Conditions That Look Similar
Several other types of facial darkening can mimic melasma. Post-inflammatory hyperpigmentation, the dark marks left behind after acne, cuts, or skin irritation, is one of the most common. Age spots (solar lentigines) from cumulative sun damage are another. Freckles that darken with sun exposure can also be confused with early melasma. The key distinguishing feature of melasma is its symmetry and its tendency to worsen with sun exposure and improve when sun is avoided. A dermatologist can use a Wood’s lamp (a type of UV light) to determine whether the excess pigment sits in the upper or deeper layers of skin, which helps guide treatment.
Treatment Options
The first-line approach for melasma combines a skin-lightening agent with a retinoid and sun protection. Hydroquinone at 2 to 4 percent concentration is the most studied topical treatment, with visible improvement typically appearing after 8 to 12 weeks of consistent use. Triple combination creams that pair hydroquinone with a retinoid and a mild steroid are considered the most effective topical option. The retinoid speeds cell turnover, the steroid reduces irritation, and the hydroquinone suppresses pigment production.
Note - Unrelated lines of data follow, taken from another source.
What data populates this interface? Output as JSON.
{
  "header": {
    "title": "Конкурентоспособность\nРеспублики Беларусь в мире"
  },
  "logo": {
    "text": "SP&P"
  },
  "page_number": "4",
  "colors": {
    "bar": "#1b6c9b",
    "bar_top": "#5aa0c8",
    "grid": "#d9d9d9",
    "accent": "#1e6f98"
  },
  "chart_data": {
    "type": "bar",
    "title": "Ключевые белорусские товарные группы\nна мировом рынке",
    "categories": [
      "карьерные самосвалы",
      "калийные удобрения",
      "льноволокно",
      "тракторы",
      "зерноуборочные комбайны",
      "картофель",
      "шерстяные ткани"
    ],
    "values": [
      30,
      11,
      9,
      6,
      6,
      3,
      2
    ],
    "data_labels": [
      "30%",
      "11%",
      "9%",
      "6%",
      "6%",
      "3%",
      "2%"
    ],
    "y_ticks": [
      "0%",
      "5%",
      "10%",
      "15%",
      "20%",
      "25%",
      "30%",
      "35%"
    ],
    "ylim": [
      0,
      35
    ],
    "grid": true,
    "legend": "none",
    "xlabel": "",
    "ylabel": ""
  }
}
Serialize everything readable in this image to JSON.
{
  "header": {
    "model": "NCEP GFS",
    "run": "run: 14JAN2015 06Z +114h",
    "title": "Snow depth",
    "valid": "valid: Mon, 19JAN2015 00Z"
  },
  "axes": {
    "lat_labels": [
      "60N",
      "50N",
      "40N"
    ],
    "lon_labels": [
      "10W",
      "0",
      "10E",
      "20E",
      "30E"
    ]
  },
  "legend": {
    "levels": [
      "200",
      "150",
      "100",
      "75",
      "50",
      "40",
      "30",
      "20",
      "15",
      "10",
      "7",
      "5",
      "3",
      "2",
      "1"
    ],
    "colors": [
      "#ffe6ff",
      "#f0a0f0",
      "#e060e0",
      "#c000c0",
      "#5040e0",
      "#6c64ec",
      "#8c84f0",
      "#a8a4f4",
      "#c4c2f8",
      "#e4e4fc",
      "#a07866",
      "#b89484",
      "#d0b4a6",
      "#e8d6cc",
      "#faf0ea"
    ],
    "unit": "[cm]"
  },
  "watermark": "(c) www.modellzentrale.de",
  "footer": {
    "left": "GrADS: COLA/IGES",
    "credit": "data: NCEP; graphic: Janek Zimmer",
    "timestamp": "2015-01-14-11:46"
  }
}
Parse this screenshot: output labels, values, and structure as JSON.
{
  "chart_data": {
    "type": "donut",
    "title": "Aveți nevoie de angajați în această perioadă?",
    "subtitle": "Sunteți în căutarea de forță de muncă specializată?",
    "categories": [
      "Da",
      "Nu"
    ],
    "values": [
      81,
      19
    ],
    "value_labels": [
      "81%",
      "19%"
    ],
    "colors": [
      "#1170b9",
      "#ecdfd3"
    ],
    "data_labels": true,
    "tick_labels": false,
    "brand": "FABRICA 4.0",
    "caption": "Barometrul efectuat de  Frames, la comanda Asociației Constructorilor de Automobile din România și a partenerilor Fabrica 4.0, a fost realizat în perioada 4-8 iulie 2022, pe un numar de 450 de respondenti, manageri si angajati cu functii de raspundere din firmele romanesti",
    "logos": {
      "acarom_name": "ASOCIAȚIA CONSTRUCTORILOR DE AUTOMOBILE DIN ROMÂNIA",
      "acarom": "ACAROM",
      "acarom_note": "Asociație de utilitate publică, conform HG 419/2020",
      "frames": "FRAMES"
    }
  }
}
Chemical peels can help when topical treatment alone isn’t enough. Glycolic acid peels and mandelic acid peels (10 to 50 percent concentration) are generally the safest choices, particularly for people with darker skin. Mandelic acid has anti-inflammatory properties that make it less likely to cause the redness and rebound darkening that sometimes follow peeling treatments. Deeper peels carry a real risk of scarring and worsening pigmentation in darker skin types, so they’re typically avoided.
Laser treatments exist but require caution. Aggressive laser settings can trigger post-inflammatory hyperpigmentation, essentially trading one pigment problem for another. When lasers are used, lower-energy settings with multiple sessions tend to produce better results than a single high-intensity treatment.
Why Sunscreen Matters More Than Treatment
No treatment for melasma works long-term without rigorous sun protection. Even a few minutes of unprotected sun exposure can undo weeks of progress. Yet men with melasma tend to use sunscreen less consistently than women with the same condition. This is one of the biggest barriers to successful management.
Not all sunscreens are equally effective for melasma. Standard UV-blocking sunscreens help, but products that also block visible light perform significantly better. One study found a 75 percent reduction in melasma severity with a sunscreen blocking both UV and visible light, compared to 60 percent with a UV-only sunscreen. Tinted sunscreens containing iron oxide are the easiest way to get visible light protection, and the tint itself helps camouflage the patches. For men who feel uncomfortable with a visibly tinted product, many formulations now dry down to a neutral, matte finish that’s essentially invisible.
Beyond sunscreen, wearing a wide-brimmed hat and avoiding peak sun hours (roughly 10 a.m. to 2 p.m.) make a meaningful difference. Heat itself, independent of UV light, can worsen melasma, so saunas, steam rooms, and prolonged exercise in direct sun are worth being mindful of.
Long-Term Outlook
Melasma is a chronic condition. It can be controlled, sometimes to the point where patches are barely visible, but it tends to return with sun exposure, hormonal changes, or lapses in treatment. For men whose melasma may be driven by low testosterone, addressing the underlying hormonal issue could improve outcomes, though research on this approach is still limited. The most reliable long-term strategy is a combination of maintenance topical treatment and consistent sun protection, treating melasma less like a one-time problem to solve and more like an ongoing skin condition to manage.